La lezione più importante che ho imparato riflettendo su queste tematiche è la seguente: bisogna stare attenti a voler indurre (o anche solo a sperare in) un cambiamento in un’altra persona per i propri motivi egoistici. Questa brutale verità vale anche quando l’altro sta soffrendo e noi lo vogliamo aiutare

Non importa infatti quanto male può fare vedere una persona a noi cara continuare a soffrire. Non possiamo evadere quel dolore, che è unicamente nostro, cercando di forzare l’altra persona a cambiare, o sperando con tutta la nostra forza di volontà che cambi, anche se quel cambiamento è un cambiamento che, noi, e ripeto, noi, definiremo “in meglio”.

Una persona può provare quanto vuole a cambiare se stessa pur di soddisfare il desiderio di un’altra persona, magari di un parente che soffre, o di un partner insoddisfatto. Ma questo tentativo di cambiamento sarà sempre fallimentare, perché le energie necessarie per cambiare sono troppe, e non possono essere alimentate da persone esterne.

Certo, è vero che un aiuto esterno può aiutare a migliorare la situazione, e un aiuto professionale potrebbe proprio essere necessario, ma certe problematiche semplicemente non possono essere affrontate e risolte nel contesto di una relazione tradizionale. Certe problematiche possono essere affrontate solamente dalla persona interessata, in quanto necessitano l’accesso in un luogo privato ed intimo accessibile solamente da tale persona.

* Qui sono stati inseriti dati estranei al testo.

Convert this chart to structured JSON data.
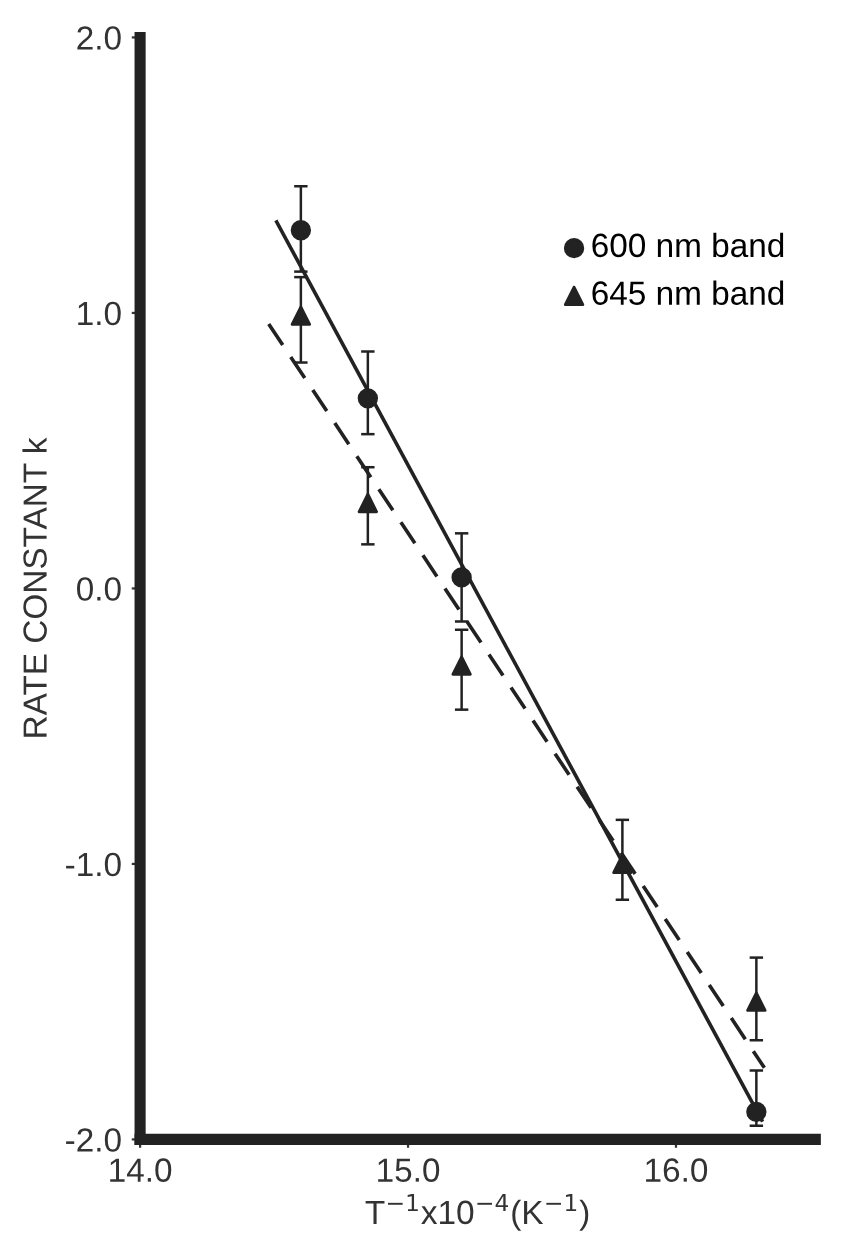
{
  "chart_data": {
    "type": "scatter",
    "xlabel": "T$^{−1}$x10$^{−4}$(K$^{−1}$)",
    "ylabel": "RATE CONSTANT k",
    "x": [
      14.6,
      14.85,
      15.2,
      15.8,
      16.3
    ],
    "series": [
      {
        "name": "600 nm band",
        "color": "#222222",
        "marker": "circle",
        "values": [
          1.3,
          0.69,
          0.04,
          null,
          -1.9
        ],
        "errors": [
          [
            1.15,
            1.46
          ],
          [
            0.56,
            0.86
          ],
          [
            -0.12,
            0.2
          ],
          null,
          [
            -1.95,
            -1.75
          ]
        ]
      },
      {
        "name": "645 nm band",
        "color": "#222222",
        "marker": "triangle",
        "values": [
          0.99,
          0.31,
          -0.28,
          -1.0,
          -1.5
        ],
        "errors": [
          [
            0.82,
            1.13
          ],
          [
            0.16,
            0.44
          ],
          [
            -0.44,
            -0.15
          ],
          [
            -1.13,
            -0.84
          ],
          [
            -1.64,
            -1.34
          ]
        ]
      },
      {
        "type": "line",
        "color": "#222222",
        "line_style": "solid",
        "marker": "none",
        "x": [
          14.51,
          16.32
        ],
        "values": [
          1.33,
          -1.93
        ]
      },
      {
        "type": "line",
        "color": "#222222",
        "line_style": "dashed",
        "marker": "none",
        "x": [
          14.48,
          16.33
        ],
        "values": [
          0.96,
          -1.74
        ]
      }
    ],
    "xlim": [
      14.0,
      16.52
    ],
    "ylim": [
      -2.0,
      2.0
    ],
    "xticks": [
      {
        "value": 14.0,
        "label": "14.0"
      },
      {
        "value": 15.0,
        "label": "15.0"
      },
      {
        "value": 16.0,
        "label": "16.0"
      }
    ],
    "yticks": [
      {
        "value": -2.0,
        "label": "-2.0"
      },
      {
        "value": -1.0,
        "label": "-1.0"
      },
      {
        "value": 0.0,
        "label": "0.0"
      },
      {
        "value": 1.0,
        "label": "1.0"
      },
      {
        "value": 2.0,
        "label": "2.0"
      }
    ],
    "grid": false,
    "legend": "top right"
  }
}
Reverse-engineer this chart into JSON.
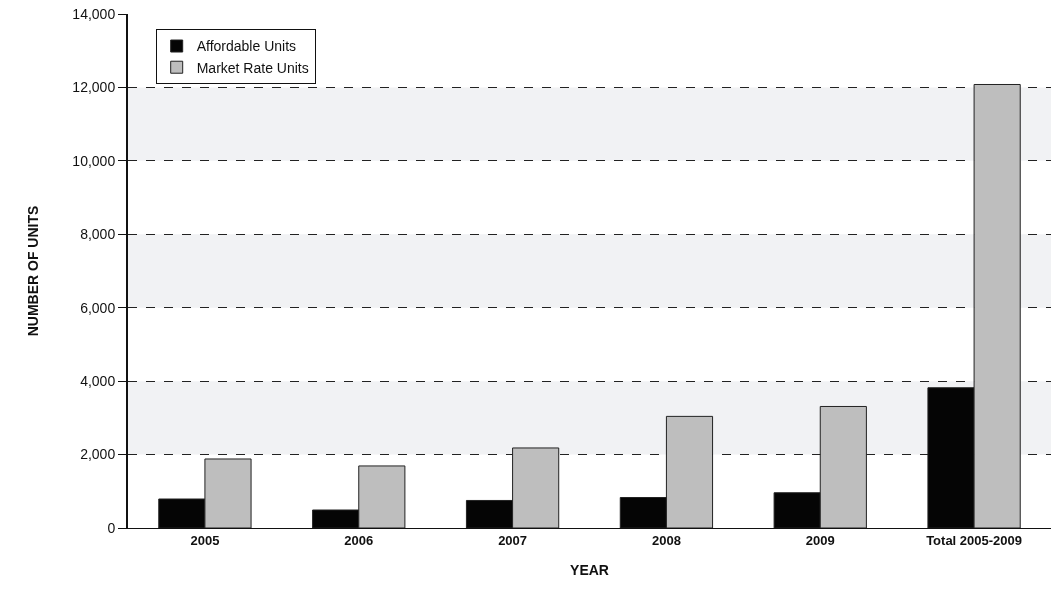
{
  "chart_data": {
    "type": "bar",
    "xlabel": "YEAR",
    "ylabel": "NUMBER OF UNITS",
    "categories": [
      "2005",
      "2006",
      "2007",
      "2008",
      "2009",
      "Total 2005-2009"
    ],
    "series": [
      {
        "name": "Affordable Units",
        "color": "#050505",
        "values": [
          790,
          490,
          750,
          830,
          960,
          3820
        ]
      },
      {
        "name": "Market Rate Units",
        "color": "#bebebe",
        "values": [
          1880,
          1690,
          2180,
          3040,
          3310,
          12080
        ]
      }
    ],
    "ylim": [
      0,
      14000
    ],
    "yticks": [
      {
        "value": 0,
        "label": "0"
      },
      {
        "value": 2000,
        "label": "2,000"
      },
      {
        "value": 4000,
        "label": "4,000"
      },
      {
        "value": 6000,
        "label": "6,000"
      },
      {
        "value": 8000,
        "label": "8,000"
      },
      {
        "value": 10000,
        "label": "10,000"
      },
      {
        "value": 12000,
        "label": "12,000"
      },
      {
        "value": 14000,
        "label": "14,000"
      }
    ],
    "bands": [
      {
        "axis": "y",
        "from": 2000,
        "to": 4000,
        "color": "#f1f2f4"
      },
      {
        "axis": "y",
        "from": 6000,
        "to": 8000,
        "color": "#f1f2f4"
      },
      {
        "axis": "y",
        "from": 10000,
        "to": 12000,
        "color": "#f1f2f4"
      }
    ],
    "grid": "y",
    "legend": "top left",
    "line_style": "dashed"
  }
}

Voglio finire il post con una riflessione molto pratica.

Se mai vi dovreste ritrovare in una situazione relazionale, qualsiasi essa sia (amicizia, relazioni intime, e via dicendo…), in cui un altro essere umano continua a farvi stare male, e anche se voi comunicate la vostra sofferenza le cose non sembrano cambiare, non sperate che in futuro le cose cambieranno.

Il vero cambiamento è consapevole, lento, sudato, e non succede di punto in bianco. È come andare in palestra: i risultati, per quanto iniziali, si vedono fin da subito, ma solo se lo si fa in modo costante.

State attenti quindi all’effetto che le relazioni hanno sul vostro umore e sulla vostra persona. Ma non cadete nella trappola mortale dell’incolpare l’altro, e nel pensare solamente all’altro. Fate invece attenzione ai vostri comportamenti, a ciò che fate voi, e soprattutto al perché vi relazionate con persone che continuano a farvi stare male. Se siete motivati da una futura e vaga speranza che “le cose miglioreranno”, probabilmente, anzi quasi sicuramente, le cose non miglioreranno, perché le relazioni umane seguono dei pattern ripetitivi piuttosto stabili.

Dopo tanta sofferenza, sono arrivato alla conclusione che in questi casi l’unica cosa che possiamo fare è rispondere alle seguenti domande:

Sei disposto a continuare a soffrire, potenzialmente per la restante parte della tua vita, pur di relazionarti con questa persona, o vorresti vivere una vita tranquilla, condividendo dei momenti sereni con altre persone che ti stanno care e che però non ti fanno soffrire così tanto?

Cosa ha questa persona di così tanto speciale?

Chi ti ricorda?

È inutile sperare in un cambiamento da parte di un’altra persona. L’unica cosa che possiamo cambiare è il modo in cui noi ci rapportiamo con noi stessi e con gli altri.